Para esta nota recupero buena parte de lo que publiqué en este blog al repasar los antecedentes de la mayor huelga del gremio telefónico. Respeté el texto original aunque tendría que haber hecho algunas pequeñas correcciones, la más significativa sobre el número de víctimas fatales. Entonces la información de que disponía mencionaba "no menos de 350 muertos", las investigaciones posteriores identificaron a 308 asesinados por los golpistas.
Los golpistas de 1955
El jueves 16 de junio de 1955 aviones de la Marina bombardearon la Casa de Gobierno, la Plaza de Mayo, la Avenida Paseo Colón y la Residencia presidencial. Otros aviones se encargaron de ametrallar la Avenida de Mayo desde el Congreso hasta la Plaza de Mayo, mientras un grupo compuesto por efectivos navales y comandos civiles tiroteaban la Casa Rosada desde el lado de Plaza Colón. El criminal ataque dejó un saldo de no menos de 350 muertos y más de un millar de heridos, casi 80 de ellos quedarían inválidos de por vida.

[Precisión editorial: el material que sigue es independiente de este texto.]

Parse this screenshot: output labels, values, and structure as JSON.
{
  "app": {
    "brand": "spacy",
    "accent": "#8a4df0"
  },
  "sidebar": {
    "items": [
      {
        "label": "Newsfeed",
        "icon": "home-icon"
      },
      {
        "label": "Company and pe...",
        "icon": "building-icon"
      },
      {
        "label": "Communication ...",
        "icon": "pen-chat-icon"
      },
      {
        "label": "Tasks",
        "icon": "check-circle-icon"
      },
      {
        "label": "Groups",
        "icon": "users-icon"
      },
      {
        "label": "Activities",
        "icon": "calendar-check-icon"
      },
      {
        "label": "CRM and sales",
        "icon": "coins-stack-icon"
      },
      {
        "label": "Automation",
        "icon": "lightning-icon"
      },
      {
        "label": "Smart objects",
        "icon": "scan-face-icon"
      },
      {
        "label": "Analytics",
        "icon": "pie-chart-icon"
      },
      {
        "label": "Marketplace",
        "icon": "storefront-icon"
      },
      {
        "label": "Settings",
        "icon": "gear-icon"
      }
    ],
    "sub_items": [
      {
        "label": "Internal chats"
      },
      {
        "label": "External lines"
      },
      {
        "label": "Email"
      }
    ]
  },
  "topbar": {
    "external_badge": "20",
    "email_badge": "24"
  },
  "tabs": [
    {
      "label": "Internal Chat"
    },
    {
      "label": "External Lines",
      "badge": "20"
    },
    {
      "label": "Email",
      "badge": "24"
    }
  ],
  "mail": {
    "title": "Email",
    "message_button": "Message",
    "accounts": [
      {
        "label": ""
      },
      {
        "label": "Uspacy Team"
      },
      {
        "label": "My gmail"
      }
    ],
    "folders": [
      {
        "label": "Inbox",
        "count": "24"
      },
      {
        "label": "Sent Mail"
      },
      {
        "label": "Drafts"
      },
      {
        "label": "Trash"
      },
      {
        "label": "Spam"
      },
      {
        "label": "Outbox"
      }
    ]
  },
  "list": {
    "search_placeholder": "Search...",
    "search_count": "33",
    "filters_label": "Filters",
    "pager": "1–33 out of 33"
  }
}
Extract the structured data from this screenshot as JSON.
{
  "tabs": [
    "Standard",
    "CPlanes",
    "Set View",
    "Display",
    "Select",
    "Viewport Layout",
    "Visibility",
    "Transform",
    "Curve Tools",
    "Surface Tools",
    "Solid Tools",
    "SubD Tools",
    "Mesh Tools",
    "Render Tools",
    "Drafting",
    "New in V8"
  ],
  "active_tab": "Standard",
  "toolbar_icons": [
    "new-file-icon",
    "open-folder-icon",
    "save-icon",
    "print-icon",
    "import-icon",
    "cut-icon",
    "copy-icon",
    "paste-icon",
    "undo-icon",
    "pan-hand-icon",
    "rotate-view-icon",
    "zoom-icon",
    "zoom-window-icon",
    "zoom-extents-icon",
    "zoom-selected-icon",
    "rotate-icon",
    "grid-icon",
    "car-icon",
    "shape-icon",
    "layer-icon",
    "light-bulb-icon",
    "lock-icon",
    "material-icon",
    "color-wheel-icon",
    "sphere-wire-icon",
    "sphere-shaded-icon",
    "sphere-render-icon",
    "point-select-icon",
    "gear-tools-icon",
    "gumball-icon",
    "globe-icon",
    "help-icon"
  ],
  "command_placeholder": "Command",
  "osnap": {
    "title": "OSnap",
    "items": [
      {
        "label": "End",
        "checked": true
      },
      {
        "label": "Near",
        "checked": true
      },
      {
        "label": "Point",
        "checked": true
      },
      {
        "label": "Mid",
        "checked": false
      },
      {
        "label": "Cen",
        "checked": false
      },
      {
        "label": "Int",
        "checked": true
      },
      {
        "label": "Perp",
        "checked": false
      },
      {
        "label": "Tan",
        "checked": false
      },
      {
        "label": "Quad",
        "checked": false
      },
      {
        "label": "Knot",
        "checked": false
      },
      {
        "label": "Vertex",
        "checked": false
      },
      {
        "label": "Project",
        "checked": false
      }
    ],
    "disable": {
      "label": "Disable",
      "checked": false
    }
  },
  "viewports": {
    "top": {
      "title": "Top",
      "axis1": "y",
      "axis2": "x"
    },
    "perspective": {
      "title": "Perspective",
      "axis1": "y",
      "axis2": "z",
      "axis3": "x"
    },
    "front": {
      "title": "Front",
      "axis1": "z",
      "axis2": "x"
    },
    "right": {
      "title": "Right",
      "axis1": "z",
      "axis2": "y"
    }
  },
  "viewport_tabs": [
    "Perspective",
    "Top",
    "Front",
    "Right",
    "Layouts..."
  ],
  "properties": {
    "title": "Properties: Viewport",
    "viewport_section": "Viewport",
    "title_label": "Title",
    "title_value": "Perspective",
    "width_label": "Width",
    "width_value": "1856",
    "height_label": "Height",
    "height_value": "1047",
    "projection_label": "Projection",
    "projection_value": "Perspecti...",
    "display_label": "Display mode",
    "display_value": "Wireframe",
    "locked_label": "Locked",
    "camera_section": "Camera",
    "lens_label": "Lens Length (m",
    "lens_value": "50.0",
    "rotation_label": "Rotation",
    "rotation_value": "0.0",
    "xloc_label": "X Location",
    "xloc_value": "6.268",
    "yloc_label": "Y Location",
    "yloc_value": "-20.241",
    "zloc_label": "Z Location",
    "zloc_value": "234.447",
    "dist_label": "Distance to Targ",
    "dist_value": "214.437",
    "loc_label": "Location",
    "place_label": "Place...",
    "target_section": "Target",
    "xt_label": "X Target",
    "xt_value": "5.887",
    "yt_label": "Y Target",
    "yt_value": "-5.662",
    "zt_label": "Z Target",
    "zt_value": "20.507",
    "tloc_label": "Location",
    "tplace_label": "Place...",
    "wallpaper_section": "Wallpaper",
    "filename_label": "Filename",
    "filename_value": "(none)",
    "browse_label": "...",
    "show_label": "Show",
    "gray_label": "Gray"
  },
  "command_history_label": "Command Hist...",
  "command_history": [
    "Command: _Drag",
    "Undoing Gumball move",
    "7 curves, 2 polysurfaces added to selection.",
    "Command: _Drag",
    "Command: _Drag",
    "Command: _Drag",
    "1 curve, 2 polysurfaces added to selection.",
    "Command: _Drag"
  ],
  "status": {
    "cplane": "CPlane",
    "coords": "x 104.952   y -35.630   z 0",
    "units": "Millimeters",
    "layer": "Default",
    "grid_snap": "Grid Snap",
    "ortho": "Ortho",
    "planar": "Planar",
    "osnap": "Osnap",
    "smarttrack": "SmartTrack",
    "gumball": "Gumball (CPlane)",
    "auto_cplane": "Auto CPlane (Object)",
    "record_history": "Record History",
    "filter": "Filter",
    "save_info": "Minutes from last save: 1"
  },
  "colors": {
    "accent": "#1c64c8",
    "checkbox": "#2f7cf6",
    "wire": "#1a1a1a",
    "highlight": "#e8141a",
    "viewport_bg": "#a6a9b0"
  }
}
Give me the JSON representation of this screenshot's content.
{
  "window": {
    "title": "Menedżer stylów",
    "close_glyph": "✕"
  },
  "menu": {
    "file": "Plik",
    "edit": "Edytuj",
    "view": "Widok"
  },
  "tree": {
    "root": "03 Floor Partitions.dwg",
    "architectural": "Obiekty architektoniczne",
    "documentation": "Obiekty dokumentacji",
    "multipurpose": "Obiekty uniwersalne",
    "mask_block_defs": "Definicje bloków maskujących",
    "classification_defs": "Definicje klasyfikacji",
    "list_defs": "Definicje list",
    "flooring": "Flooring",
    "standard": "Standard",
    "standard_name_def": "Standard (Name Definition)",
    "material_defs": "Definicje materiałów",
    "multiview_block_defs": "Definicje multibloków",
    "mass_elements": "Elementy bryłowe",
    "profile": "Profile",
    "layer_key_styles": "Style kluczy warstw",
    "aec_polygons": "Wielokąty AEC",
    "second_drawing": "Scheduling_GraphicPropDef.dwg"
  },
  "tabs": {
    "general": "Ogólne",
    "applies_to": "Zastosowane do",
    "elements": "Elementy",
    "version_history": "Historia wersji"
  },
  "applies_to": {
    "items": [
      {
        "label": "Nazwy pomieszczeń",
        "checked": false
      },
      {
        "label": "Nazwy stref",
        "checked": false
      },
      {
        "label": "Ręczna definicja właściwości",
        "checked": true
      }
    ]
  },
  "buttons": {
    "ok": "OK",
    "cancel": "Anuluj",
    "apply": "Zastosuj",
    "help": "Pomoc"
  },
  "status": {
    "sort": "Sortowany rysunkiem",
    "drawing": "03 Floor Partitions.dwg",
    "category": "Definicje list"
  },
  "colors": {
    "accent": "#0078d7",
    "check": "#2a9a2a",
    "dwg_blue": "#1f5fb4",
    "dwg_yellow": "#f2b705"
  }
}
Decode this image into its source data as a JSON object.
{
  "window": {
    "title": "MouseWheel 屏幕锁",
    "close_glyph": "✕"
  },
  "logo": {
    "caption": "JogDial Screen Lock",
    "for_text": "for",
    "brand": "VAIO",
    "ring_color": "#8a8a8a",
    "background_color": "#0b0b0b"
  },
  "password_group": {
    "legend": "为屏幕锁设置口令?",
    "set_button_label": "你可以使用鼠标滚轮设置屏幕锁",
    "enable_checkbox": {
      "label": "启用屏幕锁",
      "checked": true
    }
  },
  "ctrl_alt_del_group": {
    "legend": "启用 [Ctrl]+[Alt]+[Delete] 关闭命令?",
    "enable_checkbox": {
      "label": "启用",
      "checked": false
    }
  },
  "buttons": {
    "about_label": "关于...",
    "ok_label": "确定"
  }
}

La responsabilidad principal por el ataque golpista fue de la Marina, con una menor participación de la Fuerza Aérea, y una adhesión prácticamente simbólica por parte del Ejército. En un extenso artículo de la periodista María Seoane publicado en el diario Clarín al cumplirse 50 años del golpe, se dan las siguientes precisiones:
“La conspiración que terminará con los bombardeos en Plaza de Mayo comenzó a principios de 1955, pero recrudeció en abril de ese año. El capitán de Aeronáutica Julio César Cáceres en su testimonio (fojas 842) admitirá que el capitán de Fragata Francisco Manrique era el encargado de reclutar para la rebelión entre los marinos. Que se reunían en una quinta en Bella Vista, propiedad de un tal Laramuglia, no sólo Manrique, sino también Antonio Rivolta del Estado Mayor General Naval; el contraalmirante Samuel Toranzo Calderón, jefe del Estado Mayor de la Infantería de Marina y los jefes de la aviación naval en la base de Punta Indio, los capitanes de fragata Néstor Noriega y Jorge Bassi, así como el jefe del Batallón de Infantería de Marina B4 de Dársena Norte, capitán de navío Juan Carlos Argerich.”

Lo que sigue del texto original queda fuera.